Он обнял жену, утер ей слёзы.
– Не горюй, мать! Люди добрые не дадут пропасть. А про меня сказывай, во Мценск отправился, по делам, скоро вернётся. Усё, пошли…
Только спустя два года Герасиму удалось привезти семью в тесную комнатушку в полуподвальном помещении, пропахшую кожей и сапожным клеем. Сашка к тому времени уже подался на Север за длинным рублём и ни слуху, ни весточки не подавал, а Герасим сапожничал в будке на Преображенке.
Он всё помнил…
Не глядя на Зорю, отец тихо произнёс:
– Иди, дочка! И Райку возьми. Проводите парня. На святое дело идёт. Пущай крепче бьёт проклятых супостатов.
Помолчал с минуту и добавил:
– Скажи ему, Герасим не забыл! Герасим усё помнит…
* * *
Ранним утром, лишь только солнце позолотило крыши, Зоря с Раисой выскочили из тесной комнатушки и устремились к парку «Сокольники». Дорога предстояла длинная, и они боялись опоздать. Райка едва успевала за старшей сестрой, в который раз переспрашивая про Семёна. Ей всё было интересно:
– А он тебе нравится? А ты ему? А вы уже того… целовались?
И сама заливалась ярким румянцем смущения. Зорька только отмахивалась от сестры. Она была уже там, рядом с любимым. Только бы успеть, только бы увидеть!
Миновали Лучевой просек, пересекли железнодорожные пути – и вот она, Малая Московская. Высокое кирпичное здание было видно издалека. К нему с обеих сторон тянулись люди. Зорька запаниковала: столько людей, вдруг не найдёт. Оставила сестрёнку на углу школы, а сама пошла челноком сквозь толпу, запрудившую школьный двор.
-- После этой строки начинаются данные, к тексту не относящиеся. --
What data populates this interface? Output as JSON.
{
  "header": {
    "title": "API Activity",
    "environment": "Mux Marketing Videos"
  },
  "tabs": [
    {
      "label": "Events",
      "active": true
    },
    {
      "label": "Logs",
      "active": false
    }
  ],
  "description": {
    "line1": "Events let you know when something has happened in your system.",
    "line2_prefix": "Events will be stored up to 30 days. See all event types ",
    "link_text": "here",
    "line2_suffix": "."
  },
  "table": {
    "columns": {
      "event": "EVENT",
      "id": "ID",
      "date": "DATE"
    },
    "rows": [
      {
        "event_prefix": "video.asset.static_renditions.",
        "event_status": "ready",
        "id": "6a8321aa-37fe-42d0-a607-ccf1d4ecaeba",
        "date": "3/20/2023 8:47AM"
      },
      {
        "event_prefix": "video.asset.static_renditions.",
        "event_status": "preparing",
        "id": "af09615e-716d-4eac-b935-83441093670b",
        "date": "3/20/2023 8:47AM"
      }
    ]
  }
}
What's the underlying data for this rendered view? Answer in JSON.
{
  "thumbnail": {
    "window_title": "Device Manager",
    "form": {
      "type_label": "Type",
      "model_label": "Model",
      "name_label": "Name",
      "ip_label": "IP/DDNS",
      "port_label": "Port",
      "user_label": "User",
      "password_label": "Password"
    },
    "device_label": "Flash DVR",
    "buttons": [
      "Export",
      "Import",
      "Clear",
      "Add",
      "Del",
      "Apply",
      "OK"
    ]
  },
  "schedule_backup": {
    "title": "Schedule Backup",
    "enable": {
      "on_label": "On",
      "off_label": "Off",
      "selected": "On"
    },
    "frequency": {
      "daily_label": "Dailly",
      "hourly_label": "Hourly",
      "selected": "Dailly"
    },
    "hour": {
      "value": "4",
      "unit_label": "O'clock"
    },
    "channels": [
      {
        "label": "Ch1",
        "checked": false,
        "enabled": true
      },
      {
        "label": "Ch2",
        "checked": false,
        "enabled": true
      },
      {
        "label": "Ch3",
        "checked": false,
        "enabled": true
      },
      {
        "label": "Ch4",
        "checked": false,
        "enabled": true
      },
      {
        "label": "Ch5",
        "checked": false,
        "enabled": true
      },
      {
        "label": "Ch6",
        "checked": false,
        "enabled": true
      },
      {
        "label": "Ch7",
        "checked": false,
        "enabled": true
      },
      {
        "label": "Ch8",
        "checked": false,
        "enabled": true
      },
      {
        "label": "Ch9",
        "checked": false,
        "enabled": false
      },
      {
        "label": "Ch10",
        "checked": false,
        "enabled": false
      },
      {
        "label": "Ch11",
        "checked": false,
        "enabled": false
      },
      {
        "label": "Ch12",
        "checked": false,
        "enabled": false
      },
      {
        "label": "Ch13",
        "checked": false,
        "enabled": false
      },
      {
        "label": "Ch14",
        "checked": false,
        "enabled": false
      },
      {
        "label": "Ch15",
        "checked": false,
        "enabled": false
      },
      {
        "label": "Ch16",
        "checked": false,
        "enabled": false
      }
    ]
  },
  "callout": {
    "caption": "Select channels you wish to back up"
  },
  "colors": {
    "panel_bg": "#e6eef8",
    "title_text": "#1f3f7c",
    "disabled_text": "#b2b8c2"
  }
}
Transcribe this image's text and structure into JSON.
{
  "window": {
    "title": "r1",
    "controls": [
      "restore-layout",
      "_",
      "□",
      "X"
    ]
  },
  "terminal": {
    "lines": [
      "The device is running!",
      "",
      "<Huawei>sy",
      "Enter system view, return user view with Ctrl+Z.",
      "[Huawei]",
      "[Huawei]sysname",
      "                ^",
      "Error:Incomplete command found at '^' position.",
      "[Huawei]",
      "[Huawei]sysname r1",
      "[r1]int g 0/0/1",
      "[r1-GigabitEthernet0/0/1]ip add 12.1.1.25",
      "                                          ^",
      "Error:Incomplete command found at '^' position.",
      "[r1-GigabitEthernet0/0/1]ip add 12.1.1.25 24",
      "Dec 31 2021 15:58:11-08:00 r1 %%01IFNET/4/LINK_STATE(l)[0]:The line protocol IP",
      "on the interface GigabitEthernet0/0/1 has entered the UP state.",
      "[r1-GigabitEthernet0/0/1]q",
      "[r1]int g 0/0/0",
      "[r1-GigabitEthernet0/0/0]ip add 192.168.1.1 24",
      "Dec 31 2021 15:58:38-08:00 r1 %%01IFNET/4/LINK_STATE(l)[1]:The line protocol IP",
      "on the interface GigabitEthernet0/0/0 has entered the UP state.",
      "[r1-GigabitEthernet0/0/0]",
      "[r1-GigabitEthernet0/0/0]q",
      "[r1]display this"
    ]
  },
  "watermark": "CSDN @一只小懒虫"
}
Она крутила головой по сторонам, искала взглядом синюю милицейскую фуражку. Прошла по двору раз, другой. Сердце бешено колотилось в груди: «Где ты? Где ты?» С крыльца школы какой-то военный просил провожающих отойти подальше и дать место для построения. Отчаявшись, со слезами на глазах, Зорька пошла к сестре. Райка стояла с молодым человеком, он был в короткой светло-коричневой куртке на молнии с широким поясом, такие называли «хулиганка», и в брюках в тон куртке. На голове широкая кепка, в ногах вещмешок.
– Семён? Ну, конечно, он, только в штатском!
Зоря бросилась к нему, оттесняя сестрёнку в сторону. Им так много надо было успеть сказать, объяснить, они не находили слов и только глядели друг на друга. Перед неминуемой разлукой взгляды были красноречивее слов.
Они так и простояли молча, пока со школьного крыльца не раздалась команда:
– В колонну по четыре, становись!
Зашевелилась толпа, смолкла гармошка, оборвалась недопетая частушка, послышался женский плач. Зорька держалась за рукав Семёна, шла рядом и говорила:
– Сёмушка! Папка велел сказать, что всё помнит. Он ничего не забыл. Понимаешь, Сёма? Помнит. Он так и сказал – всё помню!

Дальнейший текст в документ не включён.